Hey all. Our flow isn't able to spin up more than ...
# prefect-community
a
Hey all. Our flow isn't able to spin up more than 180 jobs. We can't determine the root cause exactly but at a certain point there's a connection aborted and prefect starts to remove jobs and then marks the entire flow as failed. We are using a daskexecutor on the cloud. Looking into the dask repos, we aren't able to set some debug level logging as an attempt to retrieve some info on what’s really causing the
Connection aborted
issue. Even if there are some failures, we do want the flow to continue and the task triggers are set accordingly. Thank you
1
b
Hello Andrew, would you mind sharing the flow id or an ID of an example flow run that was affected by this?
a
Thank you @Bianca Hoch for the response and sorry for the delay
b
No worries, thanks Andrew!
Hm. That's odd. I can't seem to find this flow run. Would you mind sending over another? Or perhaps the flow ID?
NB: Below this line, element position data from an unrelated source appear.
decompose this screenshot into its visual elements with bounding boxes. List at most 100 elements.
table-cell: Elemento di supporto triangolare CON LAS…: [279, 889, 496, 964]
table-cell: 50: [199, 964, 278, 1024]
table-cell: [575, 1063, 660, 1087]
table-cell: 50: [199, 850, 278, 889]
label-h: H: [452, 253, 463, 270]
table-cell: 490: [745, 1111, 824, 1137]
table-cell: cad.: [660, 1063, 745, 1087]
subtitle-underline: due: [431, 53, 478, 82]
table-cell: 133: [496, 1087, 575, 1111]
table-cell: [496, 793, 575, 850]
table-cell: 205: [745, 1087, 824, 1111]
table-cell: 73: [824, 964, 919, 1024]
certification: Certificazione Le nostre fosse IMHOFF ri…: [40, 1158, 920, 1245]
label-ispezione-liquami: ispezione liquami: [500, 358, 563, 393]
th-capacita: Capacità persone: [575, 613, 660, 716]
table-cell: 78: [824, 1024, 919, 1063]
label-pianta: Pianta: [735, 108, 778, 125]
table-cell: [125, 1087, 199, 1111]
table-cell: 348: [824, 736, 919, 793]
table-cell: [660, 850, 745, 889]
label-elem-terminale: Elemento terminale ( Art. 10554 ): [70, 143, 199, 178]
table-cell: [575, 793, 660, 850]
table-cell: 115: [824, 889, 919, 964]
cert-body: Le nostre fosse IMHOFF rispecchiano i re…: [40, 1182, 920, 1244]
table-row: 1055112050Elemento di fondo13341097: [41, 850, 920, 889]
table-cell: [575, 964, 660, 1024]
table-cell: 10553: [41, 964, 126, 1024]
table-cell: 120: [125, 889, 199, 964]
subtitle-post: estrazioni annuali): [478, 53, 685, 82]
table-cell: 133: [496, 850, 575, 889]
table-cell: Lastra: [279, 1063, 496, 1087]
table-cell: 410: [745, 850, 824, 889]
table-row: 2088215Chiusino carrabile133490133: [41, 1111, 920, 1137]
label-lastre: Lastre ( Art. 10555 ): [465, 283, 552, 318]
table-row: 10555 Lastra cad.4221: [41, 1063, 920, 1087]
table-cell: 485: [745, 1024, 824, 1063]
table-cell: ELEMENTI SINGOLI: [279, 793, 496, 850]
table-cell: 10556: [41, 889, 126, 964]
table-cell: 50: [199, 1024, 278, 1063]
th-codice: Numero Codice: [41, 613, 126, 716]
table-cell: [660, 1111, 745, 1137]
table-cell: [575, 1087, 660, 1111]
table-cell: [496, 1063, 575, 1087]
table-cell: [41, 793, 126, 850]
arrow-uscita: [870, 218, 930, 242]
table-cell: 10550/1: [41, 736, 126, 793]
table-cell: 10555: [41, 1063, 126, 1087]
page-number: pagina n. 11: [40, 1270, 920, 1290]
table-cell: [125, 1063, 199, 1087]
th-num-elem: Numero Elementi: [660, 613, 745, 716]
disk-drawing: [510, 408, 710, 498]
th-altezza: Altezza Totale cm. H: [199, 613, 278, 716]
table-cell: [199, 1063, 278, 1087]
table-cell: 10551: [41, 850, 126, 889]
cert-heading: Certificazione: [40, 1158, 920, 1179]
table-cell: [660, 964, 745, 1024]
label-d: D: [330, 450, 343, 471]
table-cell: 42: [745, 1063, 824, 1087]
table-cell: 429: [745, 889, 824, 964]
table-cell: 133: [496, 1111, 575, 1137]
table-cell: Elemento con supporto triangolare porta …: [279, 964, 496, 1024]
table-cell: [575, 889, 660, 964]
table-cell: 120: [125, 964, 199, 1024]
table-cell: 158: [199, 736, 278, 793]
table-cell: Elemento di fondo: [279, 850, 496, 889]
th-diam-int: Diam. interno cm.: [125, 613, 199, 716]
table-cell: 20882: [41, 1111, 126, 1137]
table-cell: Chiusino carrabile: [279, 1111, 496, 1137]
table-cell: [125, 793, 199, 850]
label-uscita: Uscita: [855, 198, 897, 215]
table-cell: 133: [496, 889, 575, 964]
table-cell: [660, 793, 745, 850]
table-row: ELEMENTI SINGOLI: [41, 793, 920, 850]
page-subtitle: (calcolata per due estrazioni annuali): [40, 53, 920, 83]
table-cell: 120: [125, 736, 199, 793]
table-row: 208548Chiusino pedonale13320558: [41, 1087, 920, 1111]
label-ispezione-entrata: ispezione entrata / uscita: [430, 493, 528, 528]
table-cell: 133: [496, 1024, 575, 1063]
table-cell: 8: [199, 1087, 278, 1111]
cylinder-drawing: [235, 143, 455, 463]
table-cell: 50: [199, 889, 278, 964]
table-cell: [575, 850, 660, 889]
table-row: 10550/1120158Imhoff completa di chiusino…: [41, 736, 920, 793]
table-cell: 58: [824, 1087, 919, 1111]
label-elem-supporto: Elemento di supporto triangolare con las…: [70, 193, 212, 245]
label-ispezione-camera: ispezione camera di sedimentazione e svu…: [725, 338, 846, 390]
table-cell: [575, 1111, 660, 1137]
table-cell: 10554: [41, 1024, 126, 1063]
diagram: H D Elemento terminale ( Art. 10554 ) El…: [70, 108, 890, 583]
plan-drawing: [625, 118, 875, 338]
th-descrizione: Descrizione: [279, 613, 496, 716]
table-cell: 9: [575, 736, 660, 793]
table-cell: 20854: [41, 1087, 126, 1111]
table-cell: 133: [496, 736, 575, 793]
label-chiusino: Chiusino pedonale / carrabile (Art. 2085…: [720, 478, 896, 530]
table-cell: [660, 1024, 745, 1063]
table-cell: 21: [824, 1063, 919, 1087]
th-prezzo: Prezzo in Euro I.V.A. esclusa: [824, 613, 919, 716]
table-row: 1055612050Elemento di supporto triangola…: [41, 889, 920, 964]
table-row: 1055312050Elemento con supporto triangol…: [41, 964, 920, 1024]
Also, to clarify, could you describe the 180 jobs you are trying to run? (are they tasks, a series of subflows containing different tasks, etc?)
Hopefully this will work!
Yes so these are all mapped tasks for a machine learning model. We are experimenting over a bunch of different combinations of hyperparameters and models to determine the best one. The flow should spin up around 2800 tasks so we tried bumping up our max jobs to 1000. The resources are built to scale up as needed using dask and Karpenter
👍 1
b
Alright, it looks like we have a few errors of interest in the logs:
{"id":"1b8fe323-632b-4f49-966b-a2a82ba1de3a","name":"k8s-infra","timestamp":"2022-07-21T20:43:39.284953+00:00","message":"Pod prefect-job-a70dec73-mrhrw failed.\n\tContainer 'flow' state: terminated\n\t\tExit Code:: 137\n\t\tReason: OOMKilled"}
{"id":"c5d8b50b-5eb6-486c-9266-07e5302a60ad","name":"prefect.CloudFlowRunner","timestamp":"2022-07-21T20:43:56.292591+00:00","message":"Flow run is no longer in a running state; the current state is: <Failed: \"Kubernetes Error: pods ['prefect-job-a70dec73-mrhrw'] failed for this job\">"}
It looks like an OOM error due to lack of k8s resources
The final Failed state of the flow was accompanied by the following message:
"Kubernetes Error: pods ['prefect-job-a70dec73-mrhrw'] failed for this job*"*
a
Perfect! Thank you for these resources. Ill be looking into them. Thank you for your help @Bianca Hoch
🎉 1
Do you have any documentation or tips and tricks to handling OOM errors when using KubeCluster? This uses Coiled. Thank you @Bianca Hoch!
b
Hello Andrew, sorry for the late response. Currently we are a bit light on documentation in regards to handling OOM errors when using KubeCluster. Expect more to come on that going in to the future!
a
Thank you!